Apple believes it is protecting freedom. It's wrong. Here's why:

That article is a complete load of nonsense. The author is either an idiot or has an agenda. His arguments are flawed to their core. The argument is basically that bad guys are lazy and won't be bothered to take advantage of government mandated back doors. That argument is so stupid I barely know were to begin.

Re: FBI now providing free marketing!

[TheFakeTimCook]

*this*
If you have any indication that you may be a person of interest, either by activity or location, then you should *not* be using biometric locking on your phone at all.
Panic lock is for when you don't expect that you are of interest, but suddenly find you may be.
Note that once you're detained SOP for police would preclude you from being able to lock your phone, and in fact attempting to do so could get you shot. (reaching into your pocket == going for a gun).

Apple made the Panic Lock fast and easy enough that MOST people could manage to do it BEFORE being detained.

That being said, I agree: If you EXPECT to be hassled/detained, then by all means, not only use a Passcode, make it a passPHRASE > 4 characters.

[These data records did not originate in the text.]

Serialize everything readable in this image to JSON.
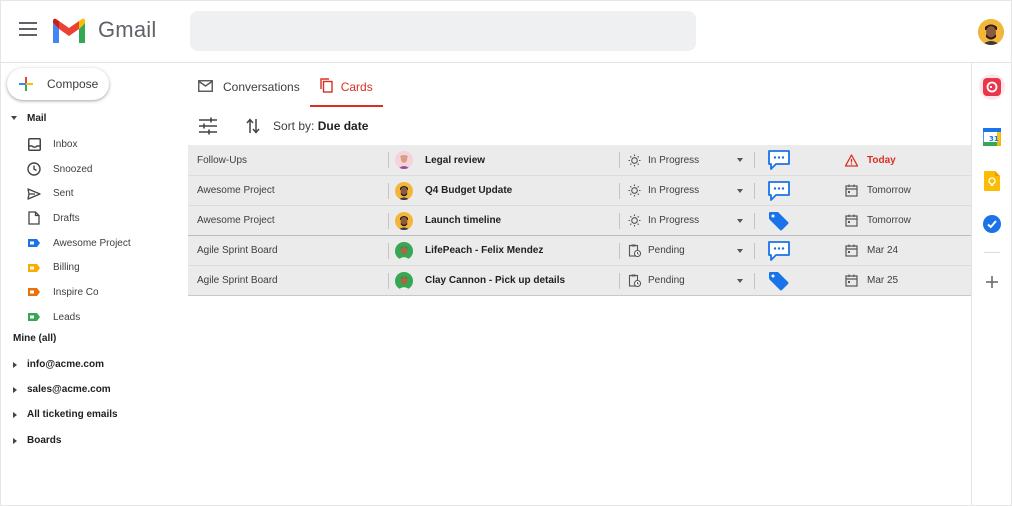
{
  "app": {
    "brand": "Gmail"
  },
  "header": {
    "search_placeholder": ""
  },
  "compose": {
    "label": "Compose"
  },
  "sidebar": {
    "mail_header": "Mail",
    "items": [
      {
        "label": "Inbox",
        "icon": "inbox-icon"
      },
      {
        "label": "Snoozed",
        "icon": "clock-icon"
      },
      {
        "label": "Sent",
        "icon": "send-icon"
      },
      {
        "label": "Drafts",
        "icon": "draft-icon"
      },
      {
        "label": "Awesome Project",
        "icon": "label-icon",
        "color": "#1a73e8"
      },
      {
        "label": "Billing",
        "icon": "label-icon",
        "color": "#f9ab00"
      },
      {
        "label": "Inspire Co",
        "icon": "label-icon",
        "color": "#e8710a"
      },
      {
        "label": "Leads",
        "icon": "label-icon",
        "color": "#34a853"
      }
    ],
    "mine_header": "Mine (all)",
    "accounts": [
      "info@acme.com",
      "sales@acme.com",
      "All ticketing emails",
      "Boards"
    ]
  },
  "tabs": [
    {
      "label": "Conversations",
      "active": false
    },
    {
      "label": "Cards",
      "active": true
    }
  ],
  "toolbar": {
    "sort_prefix": "Sort by:",
    "sort_value": "Due date"
  },
  "rows": [
    {
      "board": "Follow-Ups",
      "title": "Legal review",
      "status": "In Progress",
      "status_icon": "sun-icon",
      "msg": "chat",
      "due": "Today",
      "due_icon": "warning-icon",
      "urgent": true,
      "avatar": "#f6d2dc"
    },
    {
      "board": "Awesome Project",
      "title": "Q4 Budget Update",
      "status": "In Progress",
      "status_icon": "sun-icon",
      "msg": "chat",
      "due": "Tomorrow",
      "due_icon": "calendar-icon",
      "urgent": false,
      "avatar": "#f2b63b"
    },
    {
      "board": "Awesome Project",
      "title": "Launch timeline",
      "status": "In Progress",
      "status_icon": "sun-icon",
      "msg": "tag",
      "due": "Tomorrow",
      "due_icon": "calendar-icon",
      "urgent": false,
      "avatar": "#f2b63b"
    },
    {
      "board": "Agile Sprint Board",
      "title": "LifePeach - Felix Mendez",
      "status": "Pending",
      "status_icon": "clipboard-icon",
      "msg": "chat",
      "due": "Mar 24",
      "due_icon": "calendar-icon",
      "urgent": false,
      "avatar": "#34a853"
    },
    {
      "board": "Agile Sprint Board",
      "title": "Clay Cannon - Pick up details",
      "status": "Pending",
      "status_icon": "clipboard-icon",
      "msg": "tag",
      "due": "Mar 25",
      "due_icon": "calendar-icon",
      "urgent": false,
      "avatar": "#34a853"
    }
  ],
  "rail": [
    {
      "icon": "streak-icon",
      "color": "#e8364c"
    },
    {
      "icon": "calendar-app-icon",
      "color": "#1a73e8"
    },
    {
      "icon": "keep-icon",
      "color": "#fbbc04"
    },
    {
      "icon": "tasks-icon",
      "color": "#1a73e8"
    },
    {
      "icon": "add-icon",
      "color": "#5f6368"
    }
  ],
  "colors": {
    "accent": "#d93025",
    "chat": "#1a73e8",
    "selected_bg": "#ebebeb"
  }
}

You can use up to 52 (IIRC) alphanumeric characters for an iOS passphrase. Let them chew on THAT!

Re: Didn't have to bribe anyone to break every DRM

[Waffle+Iron]

Actually, for most phones the encryption keys *are* kept in the phone and obfuscated; they're kept in tamper-resistant hardware storage (which must be rather effective, otherwise the spies wouldn't be complaining).

The info kept in the user's head is just a short PIN that could be cracked in seconds if they were actually used as the key. The security lies in the phone firmware/hardware only allowing a small number of PIN guesses before it wipes out the real keys.